Nükhet İpekçi İzet tüm cinayetlerin aydınlatılması için geriye dönük araştırma yapılması gerektiği görüşünde
Nükhet İpekçi İzet tüm cinayetlerin aydınlatılması için geriye dönük araştırma yapılması gerektiği görüşündeFotoğraf: privat

Topluma karşı işlenmiş suçlarda "zaman aşımı" kavramının geçerli olmaması, bu tür cinayetlerin bütün ilişkileri içinde, ortaya çıkarılmasının sürekli olarak talep edilmesi gerektiğini ifade eden İpekçi İzet, "Zaman içinde birçok kişinin katilliği, katil işbirlikçiliğini, katil korumacılığını rahatça sürdürdüğünü biliyoruz. Eğer tek örnek olsa sineye çekilebilirdi ama çok fazla sayıda cinayet dosyası aynı durumda" diyor.

İpekçi'nin kızı, bu nedenle geriye dönük yepyeni bir araştırmaya girişilmesi, bütün bu cinayetlerin faillerinin karartılması bakımından ortak noktalarının gözler önüne serilmesi gerektiği görüşünde. 

"İnsan artık kırk yılı aşınca ve bu kadar ihtiyar olunca, biz neler gördük geçirdik havasına girebiliyor. O yüzden ben, hemen devlet hükümet muhalefet suçlamasına giremiyorum. Madımak’taki korkunç ateşlerle de karların içinde buz tutmuş helikopter parçalarıyla da bütünleşiyorum. Bu kadar çok açıklanmamış toplum suçunun, bir gün, gereğince araştırılıp, bir arkeolog titizliğiyle yer altından gün ışığına çıkarılacağına inanmak istiyorum" diye konuşuyor.

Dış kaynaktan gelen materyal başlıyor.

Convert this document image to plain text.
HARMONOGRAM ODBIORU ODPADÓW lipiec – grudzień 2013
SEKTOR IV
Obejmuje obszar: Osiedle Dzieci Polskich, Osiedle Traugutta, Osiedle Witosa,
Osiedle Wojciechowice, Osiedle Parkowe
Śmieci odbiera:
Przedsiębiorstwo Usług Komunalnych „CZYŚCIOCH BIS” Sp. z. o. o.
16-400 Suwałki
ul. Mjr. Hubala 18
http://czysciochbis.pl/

Olcayto'ya göre İpekçi evrensel gazetecilik ilkelerine bağlı bir gazeteciydi
Olcayto'ya göre İpekçi evrensel gazetecilik ilkelerine bağlı bir gazeteciydiFotoğraf: DW/B.D. Narli

"Abdi Bey’e minnet borçluyuz"

Türkiye Gazeteciler Cemiyeti Başkanı Turgay Olcayto ise sadece tetikçisi belli olan ama arkasındaki güçlerin ortaya çıkarılamadığı faili meçhul pek çok cinayet gibi İpekçi’nin dosyasının da tozlu raflarda beklediğini vurguluyor. DW Türkçe’ye konuşan Olcayto, Abdi İpekçi'nin, evrensel meslek ilkelerinden ödün vermeyen kişiliğiyle genel yayın yönetmenliğini üstlendiği Milliyet Gazetesi’ni döneminin çağdaş gazetelerinden biri haline getirdiğini hatırlatıyor.

İpekçi'nin dürüst habercilik yapan, yalan haberlere, iftiralara yer vermeyen, atlama pahasına da olsa doğrulatılamayan hiçbir haberi kullanmayan, siyasi partilere eşit uzaklıkta durmayı beceren bir genel yayın yönetmeni olduğunu belirten Olcayto,  "Abdi İpekçi’ye hiç değilse bir dönem bize "Gazetecilik İşte Böyle Yapılır" dedirttiği için de minnet borçluyuz" diyor.